- $5 Dinners | Budget Recipes, Meal Plans, Freezer Meals - https://www.5dollardinners.com -

Italian Stuffed Shells

I originally intended on making these Mexican Stuffed Shells from Tricia’s March Menu. Just not feeling that “unstuffed” or “Mexican” vibe this afternoon.

Ended up making Italian Stuffed Shells. And a whole lotta ’em.

And a dairy-free version, too.

Recipe below is the doubled version. Will make at least 2 9×13 pans. And costs just over $10! Got another meal stashed into the freezer!

And I need to include this. I only ate 4 of these. Because that’s all that my teeny-tiny stomach would allow. I totally would have had 8. Or 10. Maybe even 12! They were THAT good.

How to Make Italian Stuffed Shells

1. In large pot, cook pasta according to package instructions. Drain and set aside.

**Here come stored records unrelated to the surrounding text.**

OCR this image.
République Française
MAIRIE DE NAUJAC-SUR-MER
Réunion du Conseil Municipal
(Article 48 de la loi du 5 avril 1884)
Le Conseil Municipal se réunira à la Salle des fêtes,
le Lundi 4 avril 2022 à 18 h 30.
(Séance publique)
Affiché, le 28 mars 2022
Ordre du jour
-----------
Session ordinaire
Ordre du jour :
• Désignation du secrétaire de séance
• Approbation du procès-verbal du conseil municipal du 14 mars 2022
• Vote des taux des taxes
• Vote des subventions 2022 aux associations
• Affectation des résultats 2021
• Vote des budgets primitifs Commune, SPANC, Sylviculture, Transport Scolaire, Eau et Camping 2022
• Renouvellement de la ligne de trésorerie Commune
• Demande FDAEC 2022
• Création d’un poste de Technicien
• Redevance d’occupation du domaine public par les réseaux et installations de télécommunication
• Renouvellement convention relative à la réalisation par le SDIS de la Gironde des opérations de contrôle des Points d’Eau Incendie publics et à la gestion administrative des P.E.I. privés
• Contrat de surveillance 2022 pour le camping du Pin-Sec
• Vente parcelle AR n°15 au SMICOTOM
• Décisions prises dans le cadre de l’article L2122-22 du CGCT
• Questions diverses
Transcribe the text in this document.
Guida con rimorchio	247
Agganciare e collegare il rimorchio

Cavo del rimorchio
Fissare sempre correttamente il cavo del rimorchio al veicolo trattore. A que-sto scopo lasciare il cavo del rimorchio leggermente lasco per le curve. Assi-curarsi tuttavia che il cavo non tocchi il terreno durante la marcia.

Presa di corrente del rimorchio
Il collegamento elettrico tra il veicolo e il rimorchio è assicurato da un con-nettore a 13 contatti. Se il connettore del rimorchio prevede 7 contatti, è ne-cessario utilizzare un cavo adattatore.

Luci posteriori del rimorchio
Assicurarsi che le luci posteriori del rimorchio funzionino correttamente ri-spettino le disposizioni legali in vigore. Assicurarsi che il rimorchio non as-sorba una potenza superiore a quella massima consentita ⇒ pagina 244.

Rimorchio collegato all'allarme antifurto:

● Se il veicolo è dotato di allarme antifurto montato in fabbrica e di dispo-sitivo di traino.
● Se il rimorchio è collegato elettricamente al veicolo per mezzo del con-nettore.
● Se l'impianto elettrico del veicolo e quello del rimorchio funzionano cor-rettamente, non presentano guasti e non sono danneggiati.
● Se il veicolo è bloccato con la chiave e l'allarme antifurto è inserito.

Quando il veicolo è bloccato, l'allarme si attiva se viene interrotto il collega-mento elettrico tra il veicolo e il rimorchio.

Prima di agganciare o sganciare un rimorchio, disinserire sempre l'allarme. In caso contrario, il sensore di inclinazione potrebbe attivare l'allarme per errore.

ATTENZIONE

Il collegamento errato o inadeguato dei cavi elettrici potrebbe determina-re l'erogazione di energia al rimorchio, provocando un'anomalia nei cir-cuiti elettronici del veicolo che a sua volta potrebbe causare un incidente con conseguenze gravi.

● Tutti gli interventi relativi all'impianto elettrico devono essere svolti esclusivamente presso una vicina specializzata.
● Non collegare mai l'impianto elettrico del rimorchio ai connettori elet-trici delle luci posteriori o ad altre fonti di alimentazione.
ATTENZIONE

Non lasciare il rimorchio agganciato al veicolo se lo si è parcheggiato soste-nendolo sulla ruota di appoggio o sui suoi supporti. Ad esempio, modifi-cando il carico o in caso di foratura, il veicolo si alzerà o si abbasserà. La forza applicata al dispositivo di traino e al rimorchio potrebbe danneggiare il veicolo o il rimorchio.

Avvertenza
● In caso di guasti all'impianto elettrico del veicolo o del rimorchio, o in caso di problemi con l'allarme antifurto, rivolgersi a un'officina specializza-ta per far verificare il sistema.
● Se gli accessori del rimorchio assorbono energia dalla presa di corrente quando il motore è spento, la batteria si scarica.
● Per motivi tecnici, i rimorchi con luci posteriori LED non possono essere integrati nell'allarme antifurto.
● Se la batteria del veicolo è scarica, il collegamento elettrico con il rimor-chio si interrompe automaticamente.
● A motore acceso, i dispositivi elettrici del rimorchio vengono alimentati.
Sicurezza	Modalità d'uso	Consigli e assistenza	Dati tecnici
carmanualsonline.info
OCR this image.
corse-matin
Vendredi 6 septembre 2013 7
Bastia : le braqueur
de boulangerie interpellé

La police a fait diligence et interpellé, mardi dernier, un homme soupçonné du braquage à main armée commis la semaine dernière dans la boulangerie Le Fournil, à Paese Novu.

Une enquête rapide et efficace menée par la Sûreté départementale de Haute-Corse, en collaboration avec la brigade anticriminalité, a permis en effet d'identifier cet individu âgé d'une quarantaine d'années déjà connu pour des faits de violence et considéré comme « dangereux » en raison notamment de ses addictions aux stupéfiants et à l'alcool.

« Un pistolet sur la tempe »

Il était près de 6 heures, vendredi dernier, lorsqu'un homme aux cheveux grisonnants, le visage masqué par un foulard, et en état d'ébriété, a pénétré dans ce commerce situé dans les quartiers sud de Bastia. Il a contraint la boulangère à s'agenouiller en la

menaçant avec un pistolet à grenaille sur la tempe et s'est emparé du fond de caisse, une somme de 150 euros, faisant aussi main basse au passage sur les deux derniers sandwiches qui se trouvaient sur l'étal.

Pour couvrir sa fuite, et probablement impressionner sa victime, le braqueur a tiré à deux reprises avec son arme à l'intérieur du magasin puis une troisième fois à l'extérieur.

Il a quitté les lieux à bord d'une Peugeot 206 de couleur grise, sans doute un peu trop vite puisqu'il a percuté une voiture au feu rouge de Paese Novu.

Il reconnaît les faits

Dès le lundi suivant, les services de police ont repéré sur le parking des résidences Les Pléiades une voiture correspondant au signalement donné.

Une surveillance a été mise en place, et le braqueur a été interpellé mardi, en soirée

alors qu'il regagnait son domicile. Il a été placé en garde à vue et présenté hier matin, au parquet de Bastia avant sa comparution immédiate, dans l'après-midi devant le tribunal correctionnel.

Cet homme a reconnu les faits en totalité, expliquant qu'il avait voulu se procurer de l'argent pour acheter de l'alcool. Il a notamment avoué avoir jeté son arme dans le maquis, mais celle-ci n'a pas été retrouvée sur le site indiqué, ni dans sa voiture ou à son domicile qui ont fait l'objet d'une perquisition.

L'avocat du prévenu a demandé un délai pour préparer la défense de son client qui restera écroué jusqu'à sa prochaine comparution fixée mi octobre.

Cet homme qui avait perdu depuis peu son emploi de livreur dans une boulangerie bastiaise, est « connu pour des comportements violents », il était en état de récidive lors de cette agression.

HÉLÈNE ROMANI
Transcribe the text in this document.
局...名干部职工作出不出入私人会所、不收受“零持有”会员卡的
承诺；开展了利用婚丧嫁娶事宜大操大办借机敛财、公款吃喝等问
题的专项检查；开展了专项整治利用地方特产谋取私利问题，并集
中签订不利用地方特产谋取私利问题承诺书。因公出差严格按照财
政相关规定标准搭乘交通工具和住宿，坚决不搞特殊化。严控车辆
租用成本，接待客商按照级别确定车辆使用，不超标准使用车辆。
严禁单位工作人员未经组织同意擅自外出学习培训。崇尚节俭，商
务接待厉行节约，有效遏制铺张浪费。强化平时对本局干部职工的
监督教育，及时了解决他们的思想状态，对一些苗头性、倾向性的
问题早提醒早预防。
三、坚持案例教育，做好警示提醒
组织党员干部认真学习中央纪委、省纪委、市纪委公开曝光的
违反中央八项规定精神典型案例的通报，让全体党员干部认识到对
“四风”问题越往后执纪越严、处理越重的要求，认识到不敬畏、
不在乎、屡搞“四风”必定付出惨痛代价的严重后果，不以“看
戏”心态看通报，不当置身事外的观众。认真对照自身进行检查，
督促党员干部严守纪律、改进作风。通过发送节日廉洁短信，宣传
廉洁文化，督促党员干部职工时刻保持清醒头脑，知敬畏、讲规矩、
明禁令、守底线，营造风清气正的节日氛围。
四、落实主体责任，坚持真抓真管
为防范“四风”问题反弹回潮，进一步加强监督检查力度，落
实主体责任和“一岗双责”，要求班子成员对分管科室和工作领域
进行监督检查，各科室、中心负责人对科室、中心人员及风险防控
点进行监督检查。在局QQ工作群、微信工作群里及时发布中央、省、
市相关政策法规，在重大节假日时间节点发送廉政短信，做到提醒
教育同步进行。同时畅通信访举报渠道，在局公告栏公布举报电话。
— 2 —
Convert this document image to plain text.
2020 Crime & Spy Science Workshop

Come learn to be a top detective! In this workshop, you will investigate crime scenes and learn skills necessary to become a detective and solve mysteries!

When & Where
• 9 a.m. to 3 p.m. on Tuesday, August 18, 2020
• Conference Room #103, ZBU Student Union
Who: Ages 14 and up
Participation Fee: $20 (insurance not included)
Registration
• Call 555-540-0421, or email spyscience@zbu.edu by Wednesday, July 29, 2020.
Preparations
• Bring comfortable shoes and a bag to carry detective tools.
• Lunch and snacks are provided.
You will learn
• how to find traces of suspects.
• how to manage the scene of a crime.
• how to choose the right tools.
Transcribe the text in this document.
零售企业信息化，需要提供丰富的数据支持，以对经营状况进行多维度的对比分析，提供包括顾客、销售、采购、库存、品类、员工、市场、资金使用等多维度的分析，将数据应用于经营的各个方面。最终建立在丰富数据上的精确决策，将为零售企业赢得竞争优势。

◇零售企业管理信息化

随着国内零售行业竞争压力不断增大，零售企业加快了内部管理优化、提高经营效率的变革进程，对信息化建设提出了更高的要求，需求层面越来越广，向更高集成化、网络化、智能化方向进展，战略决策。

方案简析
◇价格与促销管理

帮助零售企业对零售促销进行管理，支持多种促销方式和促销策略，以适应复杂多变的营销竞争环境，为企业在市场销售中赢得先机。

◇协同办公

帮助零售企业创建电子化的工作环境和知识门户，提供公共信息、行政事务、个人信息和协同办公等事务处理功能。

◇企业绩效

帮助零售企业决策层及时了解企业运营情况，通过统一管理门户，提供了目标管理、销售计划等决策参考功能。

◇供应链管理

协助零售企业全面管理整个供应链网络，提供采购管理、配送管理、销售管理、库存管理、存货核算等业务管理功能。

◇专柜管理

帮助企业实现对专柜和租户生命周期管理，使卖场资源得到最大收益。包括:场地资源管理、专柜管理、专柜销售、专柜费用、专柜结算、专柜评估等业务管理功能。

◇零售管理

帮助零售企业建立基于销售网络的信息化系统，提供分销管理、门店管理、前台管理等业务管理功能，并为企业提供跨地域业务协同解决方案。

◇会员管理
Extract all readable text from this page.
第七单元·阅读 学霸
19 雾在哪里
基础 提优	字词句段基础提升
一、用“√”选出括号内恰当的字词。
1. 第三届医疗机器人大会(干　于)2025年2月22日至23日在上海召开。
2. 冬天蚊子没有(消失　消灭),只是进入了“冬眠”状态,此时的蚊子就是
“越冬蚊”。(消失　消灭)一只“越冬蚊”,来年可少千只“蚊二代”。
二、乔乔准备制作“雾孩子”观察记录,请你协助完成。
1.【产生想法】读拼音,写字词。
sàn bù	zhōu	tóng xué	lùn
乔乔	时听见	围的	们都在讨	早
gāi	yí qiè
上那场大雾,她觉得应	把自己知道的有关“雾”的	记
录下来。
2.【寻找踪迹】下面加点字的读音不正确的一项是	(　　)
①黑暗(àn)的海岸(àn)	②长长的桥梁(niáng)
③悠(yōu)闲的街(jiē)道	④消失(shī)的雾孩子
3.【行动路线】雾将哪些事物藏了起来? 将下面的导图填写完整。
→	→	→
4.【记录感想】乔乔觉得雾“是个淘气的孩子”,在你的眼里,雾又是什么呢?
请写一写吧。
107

2. Spread 1/2 – 1 cup spaghetti sauce into base of each baking dish.

3. Cook frozen spinach as directed on package. Drain excess liquid after cooking.

4. In large skillet, brown the ground beef with chopped onion. Drain, rinse and return to skillet. Add the rest of the spaghetti sauce, garlic powder, salt and pepper. Stir in the spinach.

Here is where I divided the meat into 2 parts. One part dairy-free. The other part with cheese.

5. To each meat, stir in 1 egg.

6. To meat sauce with dairy, stir in 1 cup shredded sharp cheddar cheese.

7. Spoon meat into pasta shells and place into baking dishes. (If making dairy free and ones with dairy, use separate baking dishes!)

8. Sprinkle cheese over the ones that contain cheese in the meat sauce.

9. Bake at 350 for 20-30 minutes.

10. Prepare veggie as side dish. Tonight for us, it was steamed broccoli! Steam broccoli in stovetop steamer, or in microwaveable dish with water and covered in plastic wrap for 4-5 minutes.

11. Serve Italian Stuffed Shells with Steamed Broccoli. Freeze the rest for later!

Italian Stuffed Shells

Absolutely delightful!
Prep Time25 minutes
Cook Time20 minutes
Servings - 10 servings

Ingredients 

  • 2 boxes of jumbo pasta shells I used about 2/3 of the shells, so you could get by just cooking 1 1/2 boxes.
  • 2 26 oz. cans spaghetti sauce
  • 1 box frozen spinach
  • 1.5 lb. ground beef
  • 1 medium onion
  • 2 tsp garlic powder
  • 1 tsp each salt and pepper
  • 2 eggs
  • 2 cups shredded cheese Omit if dairy free
  • Serve with fresh veggies like 2 broccoli heads

Instructions

  • In large pot, cook pasta according to package instructions. Drain and set aside.
  • Spread 1/2 – 1 cup spaghetti sauce into base of each baking dish.
  • Cook frozen spinach as directed on package. Drain excess liquid after cooking.
  • In large skillet, brown the ground beef with chopped onion. Drain, rinse and return to skillet. Add the rest of the spaghetti sauce, garlic powder, salt and pepper. Stir in the spinach.
  • Here is where I divided the meat into 2 parts. One part dairy-free. The other part with cheese.
  • To each meat, stir in 1 egg.
  • To meat sauce with dairy, stir in 1 cup shredded sharp cheddar cheese.
  • Spoon meat into pasta shells and place into baking dishes. (If making dairy free and ones with dairy, use separate baking dishes!)
  • Sprinkle cheese over the ones that contain cheese in the meat sauce.
  • Bake at 350 for 20-30 minutes.
  • Prepare veggie as side dish. Tonight for us, it was steamed broccoli! Steam broccoli in stove top steamer, or in microwaveable dish with water and covered in plastic wrap for 4-5 minutes.
  • Serve Italian Stuffed Shells with Steamed Broccoli. Freeze the rest for later!

**This easily made 2 dinners plus 2 lunch leftovers for us!